Search code examples
pythonapache-kafkakafka-python

Python script is running in the IDE, but not in the terminal (Kafka)


This may or may not be Kafka related, but I encountered this while learning Kafka. I've got a python producer script that looks like this:

from kafka import KafkaProducer
from json import dumps


class Producer:

    def __init__(self):
        self.connection = KafkaProducer(
            bootstrap_servers=['localhost:9092'],
            value_serializer=lambda x: dumps(x).encode('utf-8')
        )

    def push_client(self, data):
        self.connection.send('client-pusher', value=data)


data = {
    "first_name": "Davey",
    "email": "[email protected]",
    "group_id": 3,
    "date": "2021-12-12"
}

producer = Producer()
producer.push_client(data)

I'm running the Kafka Broker in Docker, and the messages get consumed on the other end by this script:

import json
from datetime import date
from typing import Optional

from kafka import KafkaConsumer
from pydantic import BaseModel


class Client(BaseModel):
    first_name: str
    email: str
    group_id: Optional[int] = None
    date: date


consumer = KafkaConsumer(
    'client-pusher',
    bootstrap_servers=['localhost:9092'],
    auto_offset_reset='earliest',
    enable_auto_commit=True,
    group_id='my-group-id',
    value_deserializer=lambda x: json.loads(x.decode('utf-8'))
)

while True:
    msg_pack = consumer.poll(timeout_ms=500)

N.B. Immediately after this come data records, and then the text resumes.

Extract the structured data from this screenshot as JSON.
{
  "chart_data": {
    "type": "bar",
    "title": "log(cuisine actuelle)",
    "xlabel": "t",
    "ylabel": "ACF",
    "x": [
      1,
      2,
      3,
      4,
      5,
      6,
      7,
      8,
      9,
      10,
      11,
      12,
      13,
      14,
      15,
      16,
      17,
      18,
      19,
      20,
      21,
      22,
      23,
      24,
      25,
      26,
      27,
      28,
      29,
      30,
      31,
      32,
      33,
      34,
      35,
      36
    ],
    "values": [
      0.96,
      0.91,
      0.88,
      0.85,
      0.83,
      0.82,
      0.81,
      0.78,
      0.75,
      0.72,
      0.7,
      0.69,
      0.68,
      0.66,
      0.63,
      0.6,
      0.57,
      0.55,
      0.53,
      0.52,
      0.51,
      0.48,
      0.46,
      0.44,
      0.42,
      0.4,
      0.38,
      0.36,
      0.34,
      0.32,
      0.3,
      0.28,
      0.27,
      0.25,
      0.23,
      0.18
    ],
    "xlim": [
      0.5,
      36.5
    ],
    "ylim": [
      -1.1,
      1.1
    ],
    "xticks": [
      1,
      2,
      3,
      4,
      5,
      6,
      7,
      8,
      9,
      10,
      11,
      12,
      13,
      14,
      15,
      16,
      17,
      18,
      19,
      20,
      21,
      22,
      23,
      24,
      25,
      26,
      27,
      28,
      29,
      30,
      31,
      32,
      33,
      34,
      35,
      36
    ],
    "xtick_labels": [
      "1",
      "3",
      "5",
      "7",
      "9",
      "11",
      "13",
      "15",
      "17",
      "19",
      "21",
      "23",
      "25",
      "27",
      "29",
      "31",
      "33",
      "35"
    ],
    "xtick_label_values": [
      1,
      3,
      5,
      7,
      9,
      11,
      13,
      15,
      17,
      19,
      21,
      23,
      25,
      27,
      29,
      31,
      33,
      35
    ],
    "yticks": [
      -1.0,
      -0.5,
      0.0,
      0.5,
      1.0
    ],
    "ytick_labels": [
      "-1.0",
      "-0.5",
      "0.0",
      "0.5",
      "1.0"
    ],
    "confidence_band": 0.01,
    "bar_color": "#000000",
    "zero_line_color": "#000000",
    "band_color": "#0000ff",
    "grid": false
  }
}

    for tp, messages in msg_pack.items():
        for message in messages:
            client = Client(**message.value)
            print(client)

The consumer script listens for new messages on an infinite loop. I can run the consumer in terminal or in vscode and it will always print out the data dict from the producer, but ONLY if I run the producer script in Visual Studio code.

If I run the producer script in the terminal with

python producer.py

the messages don't come through to the consumer. There are no runtime errors (print statements in the producer come through fine). I cannot for the life of me see what's different about the environment in my IDE.

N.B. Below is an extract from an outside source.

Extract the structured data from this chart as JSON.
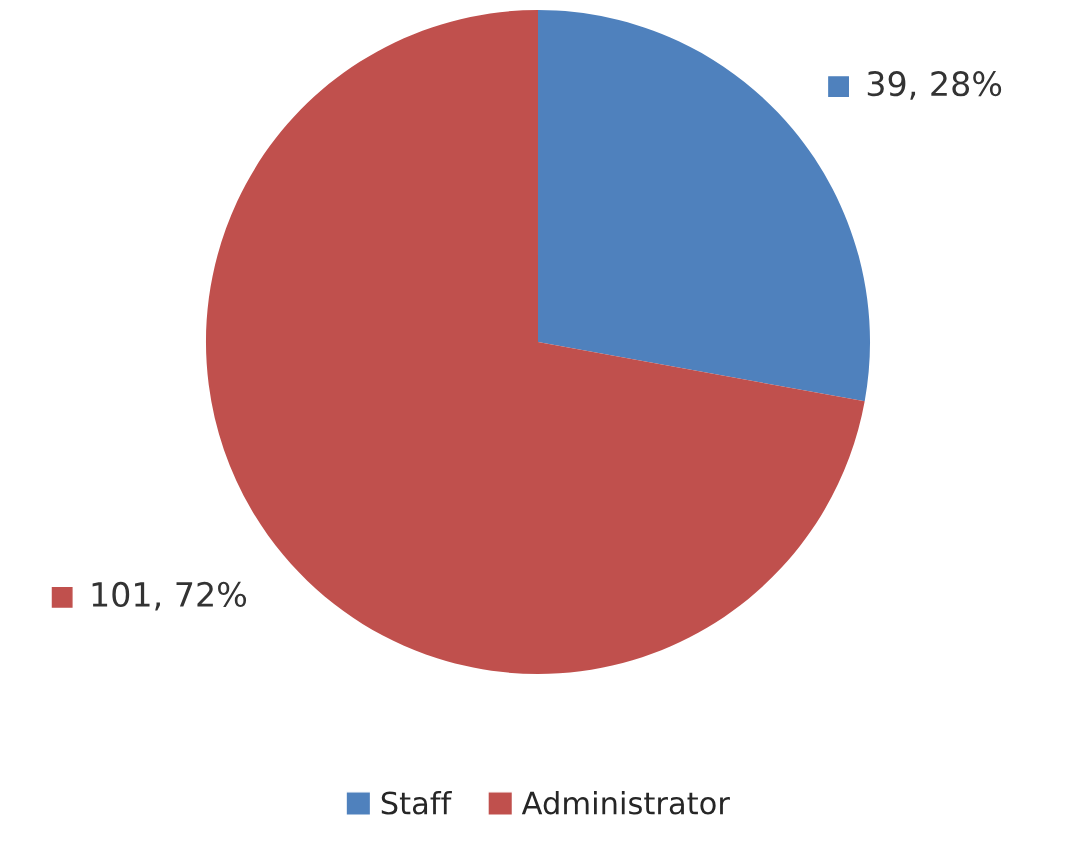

I have different virtual environments governing both scripts. I've tried running the producer with the full path to the venv, copied straight from vscode's terminal, for example

/home/me/whatever/dummy-producer/.venv/bin/python producer.py

I've also printed out everything in sys.path – they're identical between the IDE and the terminal.

What else might I try to find the difference between vscode's execution and the terminal's? I'm using zsh, if that matters.


Solution

  • Kafka clients don't immediately send the messages; if you have less than the default batch size and the app exits, you're effectively dropping events.

    If you want to send immediately, you need one more method in the producer

    def push_client(self, data):
        self.connection.send('client-pusher', value=data)
        self.connection.flush()